GitHub Tells Some Users It Accidentally Stored Their Passwords In Plain Text But Hey, NBD

GitHub Tells Some Users It Accidentally Stored Their Passwords In Plain Text But Hey, NBD

Code repository GitHub warned “a select number of users” today that due to a flaw in its password reset system, the company had stored their passwords in plain text on internal logs.

Servers. Photo: Getty Images

Per BleepingComputer, the site says this security flaw was discovered during “regular auditing” and no one but a small number of GitHub staff should have been able to gain access to the files where the passwords were stored – making this unlike a 2016 incident where someone who had found lists of GitHub logins online had made multiple “unauthorised attempts” to log into accounts, some of which the company said were successful.

Affected users were asked to reset passwords to once again access to their accounts.

“GitHub stores user passwords with secure cryptographic hashes (bcrypt),” an extremely strong encryption algorithm, the site wrote in an email posted by several users. “… GitHub does not intentionally store passwords in plaintext format. Instead, we use modern cryptographic methods to ensure passwords are stored securely in production. To note, GitHub has not been hacked or compromised in any way.”
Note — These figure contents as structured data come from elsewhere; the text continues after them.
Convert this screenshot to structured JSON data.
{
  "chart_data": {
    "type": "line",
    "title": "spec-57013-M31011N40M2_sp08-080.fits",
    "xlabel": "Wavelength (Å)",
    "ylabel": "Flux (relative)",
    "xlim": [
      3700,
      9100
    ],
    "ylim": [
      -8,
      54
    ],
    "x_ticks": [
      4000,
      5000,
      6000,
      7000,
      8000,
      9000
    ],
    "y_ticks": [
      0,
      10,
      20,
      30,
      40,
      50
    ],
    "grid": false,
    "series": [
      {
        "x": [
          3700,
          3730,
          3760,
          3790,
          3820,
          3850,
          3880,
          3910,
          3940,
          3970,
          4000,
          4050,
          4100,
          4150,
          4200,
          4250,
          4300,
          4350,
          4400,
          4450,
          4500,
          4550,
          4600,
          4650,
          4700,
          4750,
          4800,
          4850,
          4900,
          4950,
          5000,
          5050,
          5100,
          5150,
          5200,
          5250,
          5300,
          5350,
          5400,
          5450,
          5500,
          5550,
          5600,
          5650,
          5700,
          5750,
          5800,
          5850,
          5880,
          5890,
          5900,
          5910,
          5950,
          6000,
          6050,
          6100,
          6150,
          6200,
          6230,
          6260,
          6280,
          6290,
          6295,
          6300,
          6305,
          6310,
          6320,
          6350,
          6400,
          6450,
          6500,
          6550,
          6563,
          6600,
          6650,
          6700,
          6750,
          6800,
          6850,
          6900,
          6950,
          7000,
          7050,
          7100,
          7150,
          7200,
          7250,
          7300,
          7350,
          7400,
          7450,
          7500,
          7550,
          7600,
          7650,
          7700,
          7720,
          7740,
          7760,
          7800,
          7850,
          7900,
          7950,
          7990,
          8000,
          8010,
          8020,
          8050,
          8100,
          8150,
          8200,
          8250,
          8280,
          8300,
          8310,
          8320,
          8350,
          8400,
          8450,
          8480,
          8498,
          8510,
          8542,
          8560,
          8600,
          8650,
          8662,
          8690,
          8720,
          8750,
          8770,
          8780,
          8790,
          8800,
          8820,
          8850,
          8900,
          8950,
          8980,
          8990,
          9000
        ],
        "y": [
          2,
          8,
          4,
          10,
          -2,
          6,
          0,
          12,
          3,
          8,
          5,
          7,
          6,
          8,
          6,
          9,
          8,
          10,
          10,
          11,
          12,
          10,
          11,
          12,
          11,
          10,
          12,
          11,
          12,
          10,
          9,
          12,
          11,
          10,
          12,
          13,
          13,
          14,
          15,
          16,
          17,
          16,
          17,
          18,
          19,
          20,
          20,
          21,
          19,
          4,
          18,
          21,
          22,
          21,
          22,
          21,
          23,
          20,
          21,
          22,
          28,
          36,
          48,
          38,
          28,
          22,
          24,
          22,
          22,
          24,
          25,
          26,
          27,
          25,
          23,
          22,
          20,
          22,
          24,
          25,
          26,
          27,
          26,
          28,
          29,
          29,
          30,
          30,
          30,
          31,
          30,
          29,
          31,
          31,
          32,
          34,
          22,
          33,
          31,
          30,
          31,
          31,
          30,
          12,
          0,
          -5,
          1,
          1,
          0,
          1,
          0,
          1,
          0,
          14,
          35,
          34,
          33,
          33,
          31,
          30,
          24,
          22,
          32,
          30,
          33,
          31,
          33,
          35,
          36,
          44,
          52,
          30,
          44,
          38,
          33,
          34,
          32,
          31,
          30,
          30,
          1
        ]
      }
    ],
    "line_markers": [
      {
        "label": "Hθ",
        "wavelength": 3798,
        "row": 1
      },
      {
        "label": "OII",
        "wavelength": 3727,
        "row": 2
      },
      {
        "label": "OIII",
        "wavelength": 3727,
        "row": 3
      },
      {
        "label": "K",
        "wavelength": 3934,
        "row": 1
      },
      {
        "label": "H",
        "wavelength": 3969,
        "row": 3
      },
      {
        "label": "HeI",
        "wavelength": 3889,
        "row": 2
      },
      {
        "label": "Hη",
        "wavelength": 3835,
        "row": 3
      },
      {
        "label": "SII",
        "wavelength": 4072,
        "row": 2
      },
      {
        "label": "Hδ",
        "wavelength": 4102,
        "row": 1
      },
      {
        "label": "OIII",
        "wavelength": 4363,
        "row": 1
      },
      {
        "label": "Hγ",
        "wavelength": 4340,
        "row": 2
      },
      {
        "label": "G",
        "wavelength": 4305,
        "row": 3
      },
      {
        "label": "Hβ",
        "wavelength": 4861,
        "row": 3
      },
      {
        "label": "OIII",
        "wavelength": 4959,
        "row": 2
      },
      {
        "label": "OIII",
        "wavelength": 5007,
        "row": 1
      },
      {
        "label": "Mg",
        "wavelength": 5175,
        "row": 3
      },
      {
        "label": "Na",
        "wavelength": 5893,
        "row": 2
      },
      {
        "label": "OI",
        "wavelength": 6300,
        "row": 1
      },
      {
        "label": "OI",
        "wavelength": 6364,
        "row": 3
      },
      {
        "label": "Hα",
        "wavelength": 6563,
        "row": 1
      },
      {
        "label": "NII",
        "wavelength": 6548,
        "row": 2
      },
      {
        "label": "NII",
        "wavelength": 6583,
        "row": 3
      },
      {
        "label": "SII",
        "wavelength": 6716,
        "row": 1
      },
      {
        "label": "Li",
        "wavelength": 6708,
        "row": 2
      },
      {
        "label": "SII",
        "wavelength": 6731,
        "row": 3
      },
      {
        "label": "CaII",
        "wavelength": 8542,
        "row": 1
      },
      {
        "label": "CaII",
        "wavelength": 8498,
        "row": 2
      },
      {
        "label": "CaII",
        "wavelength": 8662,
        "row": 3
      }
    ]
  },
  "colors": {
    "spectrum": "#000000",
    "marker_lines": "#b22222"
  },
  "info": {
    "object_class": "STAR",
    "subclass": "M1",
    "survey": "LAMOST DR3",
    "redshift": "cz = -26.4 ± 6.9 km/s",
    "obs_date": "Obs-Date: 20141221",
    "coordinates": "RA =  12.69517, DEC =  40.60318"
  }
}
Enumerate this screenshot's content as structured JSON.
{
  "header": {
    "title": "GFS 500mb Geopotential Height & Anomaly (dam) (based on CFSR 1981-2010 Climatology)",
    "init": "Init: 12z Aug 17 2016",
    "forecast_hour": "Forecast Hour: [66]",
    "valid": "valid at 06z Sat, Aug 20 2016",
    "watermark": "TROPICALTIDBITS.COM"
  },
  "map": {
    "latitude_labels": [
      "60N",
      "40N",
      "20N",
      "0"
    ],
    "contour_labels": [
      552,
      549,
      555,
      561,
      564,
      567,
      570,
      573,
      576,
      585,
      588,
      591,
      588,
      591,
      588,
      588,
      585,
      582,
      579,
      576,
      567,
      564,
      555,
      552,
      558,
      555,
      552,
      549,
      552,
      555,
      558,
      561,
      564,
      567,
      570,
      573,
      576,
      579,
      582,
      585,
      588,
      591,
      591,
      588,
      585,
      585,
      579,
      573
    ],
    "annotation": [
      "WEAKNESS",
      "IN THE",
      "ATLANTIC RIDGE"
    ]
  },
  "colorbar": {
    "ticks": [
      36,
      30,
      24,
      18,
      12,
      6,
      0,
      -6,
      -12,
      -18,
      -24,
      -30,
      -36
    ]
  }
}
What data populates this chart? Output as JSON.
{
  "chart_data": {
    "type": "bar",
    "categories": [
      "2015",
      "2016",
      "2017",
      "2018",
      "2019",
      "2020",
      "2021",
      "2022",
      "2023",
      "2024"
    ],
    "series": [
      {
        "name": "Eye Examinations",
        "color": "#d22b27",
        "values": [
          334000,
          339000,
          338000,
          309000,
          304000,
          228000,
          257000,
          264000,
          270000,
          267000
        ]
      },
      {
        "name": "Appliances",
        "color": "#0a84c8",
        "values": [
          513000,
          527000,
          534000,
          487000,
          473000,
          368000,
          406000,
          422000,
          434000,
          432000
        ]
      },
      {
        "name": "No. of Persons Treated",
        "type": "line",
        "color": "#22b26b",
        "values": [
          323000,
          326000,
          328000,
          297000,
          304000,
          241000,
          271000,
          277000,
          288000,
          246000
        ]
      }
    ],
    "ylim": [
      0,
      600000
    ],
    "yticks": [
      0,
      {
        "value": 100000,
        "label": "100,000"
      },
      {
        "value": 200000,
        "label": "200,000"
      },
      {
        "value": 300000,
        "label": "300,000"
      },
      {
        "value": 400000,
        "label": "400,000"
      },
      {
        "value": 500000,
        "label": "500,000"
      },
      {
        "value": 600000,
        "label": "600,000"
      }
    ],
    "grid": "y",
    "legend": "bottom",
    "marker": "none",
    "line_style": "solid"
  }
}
It isn’t immediately clear how long the issue has been ongoing, though the small number of users impacted suggests that GitHub hasn’t accidentally been logging passwords every time the reset function was used.

A number of high-profile breaches or embarrassing vulnerabilities in recent years have involved customer or user passwords stored in plain text on unsecured servers, including computer systems for Panera Bread, T-Mobile and Saks Fifth Avenue. But for someone to gain access to internal GitHub logs, they would have presumably needed to penetrate other layers of security.

In any case, anyone who happens to have received one of these emails should probably reset their passwords – better safe than sorry – as well as make sure that the potentially compromised one isn’t in use on other sites.